WU BAI & CHINA BLUE 『純白的起點<純白の出発点>』 Universal Taiwan/ユニバーサル(2025)

 そんな来日公演の実現を記念して、初めての日本盤として今回登場したのが『純白的起點(純白の出発点)』だ。これは2023年に発表された現時点での最新オリジナル・アルバム。表題が示唆するのは〈新たな始まり〉で、大会場に映えるイントロダクションのような冒頭の“天使”からも壮大なスケール感は伝わる。まず耳を惹くのはブルージーなリフを備えたポジティヴなタイトル曲や、どこかビートルズを思わせるメロディーが印象的な“甜美的繩索(甘い縄)”、ピアノ一本から始まって猛々しいギターを交えた重厚な演奏にスケールアップしていく“重生(再生)”、オルガンの響きがノスタルジックな風情を醸す“筆畫(ストローク)”などバンド・サウンドの妙味を活かした楽曲だろう。一方で女性シンガー・ソングライターのタニア・チュアとデュエットしたバラードの“晴天雨天(晴れても雨でも)”、朗々と歌うニューミュージック調の“妳是我的完美(完璧なあなた)”、大らかに愛を掲げる“赴湯蹈火(たとえ火の中水の中)”などの歌謡性も人懐っこい。最後はタフで包容力のある“不要放棄(あきらめるな)”で力強く締め括られる。

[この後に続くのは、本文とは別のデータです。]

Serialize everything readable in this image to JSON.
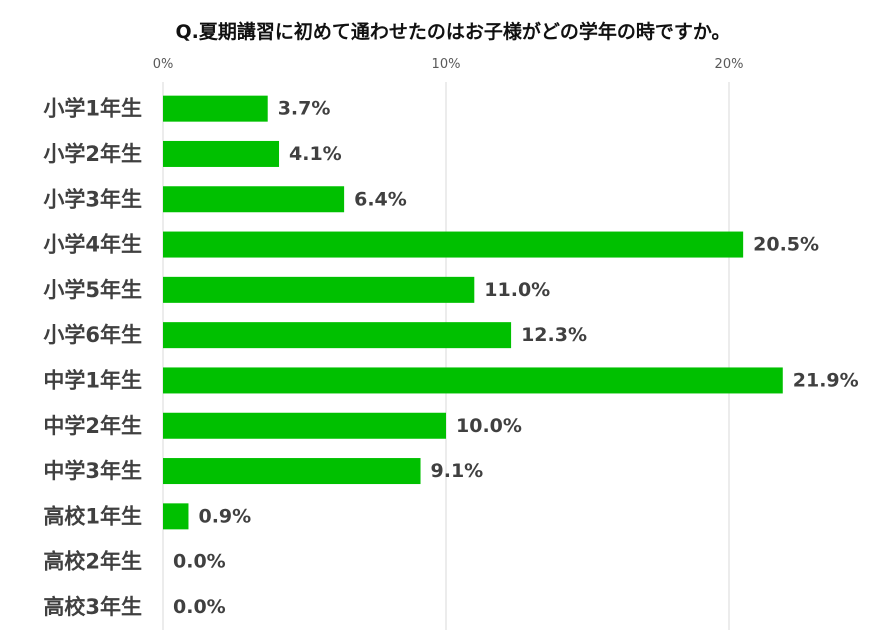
{
  "chart_data": {
    "type": "bar",
    "orientation": "horizontal",
    "title": "Q.夏期講習に初めて通わせたのはお子様がどの学年の時ですか。",
    "categories": [
      "小学1年生",
      "小学2年生",
      "小学3年生",
      "小学4年生",
      "小学5年生",
      "小学6年生",
      "中学1年生",
      "中学2年生",
      "中学3年生",
      "高校1年生",
      "高校2年生",
      "高校3年生"
    ],
    "values": [
      3.7,
      4.1,
      6.4,
      20.5,
      11.0,
      12.3,
      21.9,
      10.0,
      9.1,
      0.9,
      0.0,
      0.0
    ],
    "data_labels": [
      "3.7%",
      "4.1%",
      "6.4%",
      "20.5%",
      "11.0%",
      "12.3%",
      "21.9%",
      "10.0%",
      "9.1%",
      "0.9%",
      "0.0%",
      "0.0%"
    ],
    "x_ticks": [
      0,
      10,
      20
    ],
    "x_tick_labels": [
      "0%",
      "10%",
      "20%"
    ],
    "xlim": [
      0,
      25
    ],
    "x_axis_position": "top",
    "grid": true,
    "legend": "none",
    "bar_color": "#00c000",
    "grid_color": "#d9d9d9"
  }
}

 安易な洗練ではなく、汗だくの表情が浮かぶようなゴツゴツした野生味が歌唱にも演奏にも宿る。そこから伝わる親しみやすさと説得力こそが伍佰ならではの魅力だ。音楽の基準がマイルドな画一化に流れていく時代だからこそ、ここにある溢れんばかりの人間味にぜひ触れていただきたい。

 


ウーバイ&チャイナ・ブルー
伍佰(ヴォーカル/ギター)、小朱(ベース)、大貓(キーボード)、Dino(ドラムス)から成る台湾のバンド。92年にソロでデビュー作『愛上別人是快樂的事』を発表した伍佰が同年に結成し、当時の動員記録をたびたび更新する大規模なライヴを通じて〈キング・オブ・ライヴ〉と呼ばれる国民的なスターとなる。2023年の最新オリジナル・アルバム『純白的起點』(Universal Taiwan/ユニバーサル)が、10月2日のぴあアリーナMM公演の開催を記念してこのたび日本盤でリリースされたばかり。